4. Penasaran

20 4 0
                                    

Beberapa kali notifikasi serta panggilan tak terjawab masuk ke ponsel Lia. Dia tidak mendengarnya karena notifikasi itu di stel dengan nada getar. Lia baru mengetahuinya setelah selesai mandi.

Perempuan itu melangkah menuju nakas samping kasurnya. Meraih ponselnya, ternyata sudah ada 14 panggilan tak terjawab dan pesan spam dari sahabatnya, Salsa. Lia menjatuhkan bokongnya di bibir kasur. Ibu jarinya mulai mengetik berniat membalas pesan dari Salsa.

Di sisi lain, coffee shop yang terletak beberapa langkah dari gerbang kampus sedikit lebih ramai. Waktu sudah menunjukan pukul 4 sore. Dua lelaki dan satu gadis berambut pendek telah duduk di sana sejak tadi.

"Dia nggak datang." Salsa berkata kepada kedua lelaki di depannya.

Lelaki yang duduk tepat di hadapannya menghela nafas panjang. Minuman kopinya yang tinggal sedikit lagi. "Emang bener apa kata tiktok, menunggu itu nggak enak." Lelaki itu bernama Gilang, kekasihnya Salsa.

"Kenapa dia nggak datang?" Darpa bertanya.

Mereka bertiga sudah dari tadi menunggu kehadiran Lia. Tapi perempuan itu hingga saat ini tidak muncul juga.

"Kurang tau, katanya sih lagi nggak enak badan." Salsa menjawab masih mengotak-atik ponselnya.

"Sia-sia kita nunggu." Gilang masih mengeluh. Waktu bersantainya telah sirna. Padahal ia sudah membayangkan akan rebahan di rumah Darpa sembari membuat es teh manis dingin favoritnya.

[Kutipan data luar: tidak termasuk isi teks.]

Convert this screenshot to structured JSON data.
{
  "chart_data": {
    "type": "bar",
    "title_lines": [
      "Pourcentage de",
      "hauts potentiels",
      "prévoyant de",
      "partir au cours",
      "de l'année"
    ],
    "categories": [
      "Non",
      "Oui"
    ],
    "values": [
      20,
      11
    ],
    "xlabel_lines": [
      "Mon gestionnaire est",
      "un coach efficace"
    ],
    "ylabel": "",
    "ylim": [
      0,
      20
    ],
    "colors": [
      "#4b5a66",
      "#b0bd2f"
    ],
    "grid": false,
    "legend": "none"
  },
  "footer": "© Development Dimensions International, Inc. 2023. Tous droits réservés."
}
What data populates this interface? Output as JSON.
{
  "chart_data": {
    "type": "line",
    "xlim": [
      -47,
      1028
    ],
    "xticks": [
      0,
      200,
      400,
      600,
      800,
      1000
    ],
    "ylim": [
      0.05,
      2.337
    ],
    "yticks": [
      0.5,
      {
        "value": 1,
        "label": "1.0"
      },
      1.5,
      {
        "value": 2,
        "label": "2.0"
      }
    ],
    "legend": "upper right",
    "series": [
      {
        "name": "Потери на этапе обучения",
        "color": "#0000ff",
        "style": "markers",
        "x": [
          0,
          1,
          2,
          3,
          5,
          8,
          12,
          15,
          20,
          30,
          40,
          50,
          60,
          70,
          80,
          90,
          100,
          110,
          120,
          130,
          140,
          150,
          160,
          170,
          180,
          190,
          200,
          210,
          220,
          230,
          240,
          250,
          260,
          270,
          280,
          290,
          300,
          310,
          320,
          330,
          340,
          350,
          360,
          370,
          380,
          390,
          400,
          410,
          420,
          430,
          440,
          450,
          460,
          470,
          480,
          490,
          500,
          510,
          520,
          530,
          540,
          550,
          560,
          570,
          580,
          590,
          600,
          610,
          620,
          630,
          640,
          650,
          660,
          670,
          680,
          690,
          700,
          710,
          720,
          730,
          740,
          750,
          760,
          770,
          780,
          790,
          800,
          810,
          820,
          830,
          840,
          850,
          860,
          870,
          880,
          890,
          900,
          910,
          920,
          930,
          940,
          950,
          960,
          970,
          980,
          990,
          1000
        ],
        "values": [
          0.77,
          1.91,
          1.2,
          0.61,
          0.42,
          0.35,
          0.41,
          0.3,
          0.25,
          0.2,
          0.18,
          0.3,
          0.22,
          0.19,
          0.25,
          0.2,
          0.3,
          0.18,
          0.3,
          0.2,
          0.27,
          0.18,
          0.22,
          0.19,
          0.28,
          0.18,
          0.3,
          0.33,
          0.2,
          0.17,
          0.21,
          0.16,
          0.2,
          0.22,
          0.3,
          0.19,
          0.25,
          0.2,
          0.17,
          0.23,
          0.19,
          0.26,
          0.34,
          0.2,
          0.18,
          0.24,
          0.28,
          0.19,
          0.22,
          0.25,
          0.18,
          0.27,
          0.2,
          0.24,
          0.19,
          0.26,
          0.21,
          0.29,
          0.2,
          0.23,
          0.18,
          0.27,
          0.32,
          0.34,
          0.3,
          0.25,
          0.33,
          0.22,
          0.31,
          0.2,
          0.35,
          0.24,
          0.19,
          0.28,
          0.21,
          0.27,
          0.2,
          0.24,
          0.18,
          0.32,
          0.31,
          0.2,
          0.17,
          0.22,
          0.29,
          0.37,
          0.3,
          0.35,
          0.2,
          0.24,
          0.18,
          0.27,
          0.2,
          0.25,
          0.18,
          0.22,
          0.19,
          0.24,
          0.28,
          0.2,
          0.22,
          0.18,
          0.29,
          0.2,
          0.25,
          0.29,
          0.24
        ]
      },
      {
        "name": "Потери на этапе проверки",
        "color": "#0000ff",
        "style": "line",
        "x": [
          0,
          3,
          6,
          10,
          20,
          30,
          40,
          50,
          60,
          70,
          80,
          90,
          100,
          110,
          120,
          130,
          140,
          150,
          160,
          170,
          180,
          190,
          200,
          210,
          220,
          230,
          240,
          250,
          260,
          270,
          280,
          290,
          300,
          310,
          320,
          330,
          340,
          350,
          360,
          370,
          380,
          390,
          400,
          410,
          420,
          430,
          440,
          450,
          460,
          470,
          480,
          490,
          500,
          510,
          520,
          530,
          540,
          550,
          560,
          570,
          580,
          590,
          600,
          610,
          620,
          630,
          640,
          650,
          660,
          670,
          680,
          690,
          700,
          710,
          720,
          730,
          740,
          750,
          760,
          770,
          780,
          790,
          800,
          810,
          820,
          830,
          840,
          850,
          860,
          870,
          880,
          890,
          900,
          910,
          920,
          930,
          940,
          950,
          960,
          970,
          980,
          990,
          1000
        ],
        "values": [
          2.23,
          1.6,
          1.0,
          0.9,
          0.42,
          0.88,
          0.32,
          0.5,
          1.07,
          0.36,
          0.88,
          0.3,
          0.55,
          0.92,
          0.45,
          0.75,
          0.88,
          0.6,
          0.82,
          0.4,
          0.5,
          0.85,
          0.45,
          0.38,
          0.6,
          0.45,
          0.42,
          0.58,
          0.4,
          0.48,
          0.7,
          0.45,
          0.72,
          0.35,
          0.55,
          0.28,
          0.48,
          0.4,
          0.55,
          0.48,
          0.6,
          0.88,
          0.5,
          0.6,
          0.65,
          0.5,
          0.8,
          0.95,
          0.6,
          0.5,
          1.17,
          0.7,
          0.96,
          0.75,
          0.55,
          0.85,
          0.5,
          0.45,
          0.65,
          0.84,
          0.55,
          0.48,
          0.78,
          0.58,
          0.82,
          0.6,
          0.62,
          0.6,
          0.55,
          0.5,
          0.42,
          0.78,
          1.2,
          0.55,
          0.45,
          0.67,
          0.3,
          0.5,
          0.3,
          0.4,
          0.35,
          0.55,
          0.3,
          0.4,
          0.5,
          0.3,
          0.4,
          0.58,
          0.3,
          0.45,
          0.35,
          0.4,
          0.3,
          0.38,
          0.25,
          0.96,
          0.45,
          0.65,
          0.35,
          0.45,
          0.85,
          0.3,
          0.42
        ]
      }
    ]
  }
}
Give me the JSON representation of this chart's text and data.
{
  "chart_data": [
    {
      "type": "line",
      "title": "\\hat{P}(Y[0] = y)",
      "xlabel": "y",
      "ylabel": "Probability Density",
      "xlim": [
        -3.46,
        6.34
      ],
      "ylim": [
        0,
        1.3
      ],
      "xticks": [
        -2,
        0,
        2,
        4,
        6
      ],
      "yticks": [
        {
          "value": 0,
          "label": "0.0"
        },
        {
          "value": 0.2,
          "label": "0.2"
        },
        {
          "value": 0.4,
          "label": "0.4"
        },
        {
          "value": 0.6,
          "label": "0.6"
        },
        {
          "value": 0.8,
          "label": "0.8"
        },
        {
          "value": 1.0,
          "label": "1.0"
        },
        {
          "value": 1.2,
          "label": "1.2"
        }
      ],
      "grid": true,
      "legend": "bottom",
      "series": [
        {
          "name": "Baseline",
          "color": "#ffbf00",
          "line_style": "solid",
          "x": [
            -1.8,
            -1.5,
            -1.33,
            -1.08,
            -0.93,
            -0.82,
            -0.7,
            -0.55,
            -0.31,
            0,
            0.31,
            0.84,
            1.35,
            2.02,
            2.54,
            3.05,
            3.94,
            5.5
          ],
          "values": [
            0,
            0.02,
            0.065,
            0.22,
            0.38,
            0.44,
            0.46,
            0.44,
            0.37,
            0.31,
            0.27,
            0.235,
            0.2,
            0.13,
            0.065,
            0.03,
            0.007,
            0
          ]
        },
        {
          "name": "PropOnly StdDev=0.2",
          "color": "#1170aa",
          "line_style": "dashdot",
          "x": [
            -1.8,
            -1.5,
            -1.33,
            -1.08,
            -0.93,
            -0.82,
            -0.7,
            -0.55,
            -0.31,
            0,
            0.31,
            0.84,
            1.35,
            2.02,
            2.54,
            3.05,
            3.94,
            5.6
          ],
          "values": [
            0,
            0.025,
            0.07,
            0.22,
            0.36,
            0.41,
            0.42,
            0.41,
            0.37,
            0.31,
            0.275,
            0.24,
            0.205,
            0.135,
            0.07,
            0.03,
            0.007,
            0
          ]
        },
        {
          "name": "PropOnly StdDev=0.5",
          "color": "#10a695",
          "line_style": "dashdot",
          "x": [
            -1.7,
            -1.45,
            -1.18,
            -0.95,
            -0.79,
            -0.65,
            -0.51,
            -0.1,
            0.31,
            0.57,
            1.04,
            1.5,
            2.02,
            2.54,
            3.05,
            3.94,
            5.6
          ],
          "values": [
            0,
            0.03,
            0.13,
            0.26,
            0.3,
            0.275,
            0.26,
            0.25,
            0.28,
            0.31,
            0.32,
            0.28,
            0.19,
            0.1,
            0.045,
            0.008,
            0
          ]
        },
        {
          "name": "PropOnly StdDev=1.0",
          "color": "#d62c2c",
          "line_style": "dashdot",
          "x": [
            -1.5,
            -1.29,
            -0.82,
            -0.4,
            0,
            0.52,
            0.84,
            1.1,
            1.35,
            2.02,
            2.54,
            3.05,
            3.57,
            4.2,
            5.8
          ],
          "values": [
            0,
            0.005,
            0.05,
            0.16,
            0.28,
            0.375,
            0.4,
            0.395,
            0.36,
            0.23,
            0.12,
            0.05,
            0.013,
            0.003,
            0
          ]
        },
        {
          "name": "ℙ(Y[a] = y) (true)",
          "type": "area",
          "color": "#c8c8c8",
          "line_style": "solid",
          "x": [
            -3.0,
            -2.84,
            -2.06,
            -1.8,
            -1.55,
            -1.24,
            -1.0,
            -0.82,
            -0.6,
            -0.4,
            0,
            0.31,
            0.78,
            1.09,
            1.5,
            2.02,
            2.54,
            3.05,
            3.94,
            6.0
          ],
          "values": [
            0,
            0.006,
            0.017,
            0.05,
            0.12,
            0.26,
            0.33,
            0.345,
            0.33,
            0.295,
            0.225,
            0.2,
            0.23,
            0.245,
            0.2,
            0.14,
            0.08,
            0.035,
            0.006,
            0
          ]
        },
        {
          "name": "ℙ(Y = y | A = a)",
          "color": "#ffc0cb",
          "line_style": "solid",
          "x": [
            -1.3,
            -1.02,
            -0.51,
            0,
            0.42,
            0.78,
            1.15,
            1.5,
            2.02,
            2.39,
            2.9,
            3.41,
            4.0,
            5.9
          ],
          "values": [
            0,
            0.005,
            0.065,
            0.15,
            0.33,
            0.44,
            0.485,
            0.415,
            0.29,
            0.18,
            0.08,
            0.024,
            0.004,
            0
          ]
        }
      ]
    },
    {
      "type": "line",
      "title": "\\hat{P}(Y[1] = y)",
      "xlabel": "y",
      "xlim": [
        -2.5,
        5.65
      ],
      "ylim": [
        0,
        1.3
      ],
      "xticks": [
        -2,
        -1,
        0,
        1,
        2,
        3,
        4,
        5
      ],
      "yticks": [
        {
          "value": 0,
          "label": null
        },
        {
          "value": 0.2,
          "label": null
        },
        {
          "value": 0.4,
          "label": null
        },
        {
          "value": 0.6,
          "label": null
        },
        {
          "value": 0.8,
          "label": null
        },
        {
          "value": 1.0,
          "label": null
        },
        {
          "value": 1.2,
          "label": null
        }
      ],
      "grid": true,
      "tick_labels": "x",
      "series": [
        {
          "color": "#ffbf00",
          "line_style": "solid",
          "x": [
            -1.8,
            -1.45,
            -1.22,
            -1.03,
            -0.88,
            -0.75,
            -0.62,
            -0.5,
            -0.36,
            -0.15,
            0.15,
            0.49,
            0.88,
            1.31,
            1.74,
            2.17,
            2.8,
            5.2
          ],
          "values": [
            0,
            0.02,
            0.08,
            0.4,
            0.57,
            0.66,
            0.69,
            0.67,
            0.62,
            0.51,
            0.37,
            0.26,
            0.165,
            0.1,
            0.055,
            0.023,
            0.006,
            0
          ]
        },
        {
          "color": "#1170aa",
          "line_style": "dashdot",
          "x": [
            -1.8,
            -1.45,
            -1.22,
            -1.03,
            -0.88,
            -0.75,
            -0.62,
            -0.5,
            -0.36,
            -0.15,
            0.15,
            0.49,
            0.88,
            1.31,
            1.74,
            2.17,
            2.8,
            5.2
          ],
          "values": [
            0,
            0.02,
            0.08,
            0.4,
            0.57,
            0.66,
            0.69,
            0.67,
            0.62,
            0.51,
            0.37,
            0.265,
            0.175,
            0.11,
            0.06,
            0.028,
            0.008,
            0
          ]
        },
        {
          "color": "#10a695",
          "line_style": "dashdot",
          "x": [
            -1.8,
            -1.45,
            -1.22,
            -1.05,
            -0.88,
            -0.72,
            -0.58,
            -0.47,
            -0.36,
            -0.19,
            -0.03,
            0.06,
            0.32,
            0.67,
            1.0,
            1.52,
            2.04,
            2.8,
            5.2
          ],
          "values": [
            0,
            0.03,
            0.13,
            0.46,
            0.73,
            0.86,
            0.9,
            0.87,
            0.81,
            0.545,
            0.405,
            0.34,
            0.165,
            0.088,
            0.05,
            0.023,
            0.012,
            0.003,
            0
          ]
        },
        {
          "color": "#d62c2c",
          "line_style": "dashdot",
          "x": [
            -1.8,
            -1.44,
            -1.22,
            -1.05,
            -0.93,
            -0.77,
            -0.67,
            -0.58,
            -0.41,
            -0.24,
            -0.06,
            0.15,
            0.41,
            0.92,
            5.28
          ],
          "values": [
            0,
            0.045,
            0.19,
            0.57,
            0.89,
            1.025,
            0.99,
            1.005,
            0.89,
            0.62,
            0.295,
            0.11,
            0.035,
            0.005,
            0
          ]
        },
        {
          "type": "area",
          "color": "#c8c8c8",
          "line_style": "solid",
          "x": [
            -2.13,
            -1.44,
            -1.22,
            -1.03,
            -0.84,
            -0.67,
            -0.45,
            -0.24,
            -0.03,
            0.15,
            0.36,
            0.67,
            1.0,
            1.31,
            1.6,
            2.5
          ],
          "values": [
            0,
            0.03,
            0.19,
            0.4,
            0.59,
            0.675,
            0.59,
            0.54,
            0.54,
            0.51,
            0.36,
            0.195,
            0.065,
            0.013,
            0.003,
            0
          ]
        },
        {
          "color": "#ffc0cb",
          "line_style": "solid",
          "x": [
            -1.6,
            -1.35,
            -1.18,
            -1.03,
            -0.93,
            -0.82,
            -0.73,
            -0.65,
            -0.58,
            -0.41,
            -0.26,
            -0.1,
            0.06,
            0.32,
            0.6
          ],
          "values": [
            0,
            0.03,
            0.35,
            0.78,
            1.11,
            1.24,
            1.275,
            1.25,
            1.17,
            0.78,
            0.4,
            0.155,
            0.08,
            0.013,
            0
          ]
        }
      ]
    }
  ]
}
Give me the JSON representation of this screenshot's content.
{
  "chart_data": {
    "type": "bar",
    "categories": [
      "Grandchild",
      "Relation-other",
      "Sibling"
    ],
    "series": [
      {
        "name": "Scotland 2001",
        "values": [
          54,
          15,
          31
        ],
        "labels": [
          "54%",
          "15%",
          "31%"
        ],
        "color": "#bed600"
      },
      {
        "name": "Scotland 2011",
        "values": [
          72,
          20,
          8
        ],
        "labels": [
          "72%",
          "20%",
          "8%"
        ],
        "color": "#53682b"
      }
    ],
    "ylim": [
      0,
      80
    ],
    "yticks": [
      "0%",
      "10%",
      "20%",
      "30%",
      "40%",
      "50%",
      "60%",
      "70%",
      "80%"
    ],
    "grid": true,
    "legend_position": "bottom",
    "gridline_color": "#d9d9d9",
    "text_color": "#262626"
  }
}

"Oh!" Salsa tersentak kaget, wajahnya menampilkan akan berita bahagia. "Dia mau ketemuan besok. Pas saat kelas selesai."

Darpa tersenyum tipis nyaris tak terlihat. "Ok."

Tidak lama kemudian, mereka bertiga pamit pulang. Hari ini salah satu tuyul peliharaan Darpa bernama Gilang akan menginap di rumahnya lagi. Lelaki berambut cepak itu memang sering menginap di rumahnya. Bahkan, dia yang terlihat seperti sang pemilik rumah.

Baru juga melangkah kan kaki di ambang pintu, tuyul peliharaan Darpa sudah terjun bebas ke atas sofa rumahnya. Dia membuka sepatunya sembarangan, benar-benar menganggap rumah ini seperti rumahnya sendiri.

"Enak kali rebahan, yaAllah." Gilang mengucap syukur.

"Oh jelas, rumah siapa dulu. Bahkan pemiliknya sampe di anggap kayak pembantu." Darpa mengutip satu-persatu sepatu sahabatnya itu. Lalu meletakannya di atas rak sepatu yang telah tersedia di samping pintu.

"Ee.. nggak ya. Aku nggak pernah nganggap kau pembantu." Gilang mengubah posisinya menjadi duduk, "Tapi, lebih ke babu."

"Anj–" Darpa mengambil sebelah sepatunya siap untuk melempar kannya ke wajah Gilang. Tapi, sayangnya lelaki berambut cepak itu sudah berlari menuju dapur dengan tawakan mengejek.

Darpa sudah sangat terbiasa, bahkan sangat-sangat terbiasa dengan sikap serta ejekan sahabatnya. Dulu dia bertanya-tanya kenapa Salsa menyukai Gilang yang karakternya sebelas-dua belas persis seperti orang gila. Tapi, sekarang Darpa telah mengetahui jawabannya. Alasan yang masuk akal; Gilang adalah lelaki yang humoris, suka tertawa, dan melawak. Ada saja tingkahnya yang membuat orang menggelang-geleng. Tapi, hal itu jugalah yang membuat siapapun nyaman berada di dekatnya. Kadang juga akan merasa rindu jika sikap lelaki rambut cepak itu berubah.

Darpa menjatuhkan bokongnya di sofa tempat Gilang tadi rebahan. Entah kenapa tiba-tiba saja dia mengingat seorang gadis yang tidak sengaja menabraknya saat di coffee shop tadi. Wajahnya hanya ia lihat beberapa detik saja tapi mampu membuatnya teringat jelas hingga saat ini.

"Woi!" Gilang telah kembali dengan segelas es teh manis di tangannya. "Kenapa lagi kau, huh?" Dia duduk di tangan sofa. Sungguh, Gilang menganggap semua yang ada di rumah ini adalah miliknya. Dan Darpa sama sekali tidak mempermasalahkan hal itu, walau sekarang posisi duduk sahabatnya jauh dari kata sopan.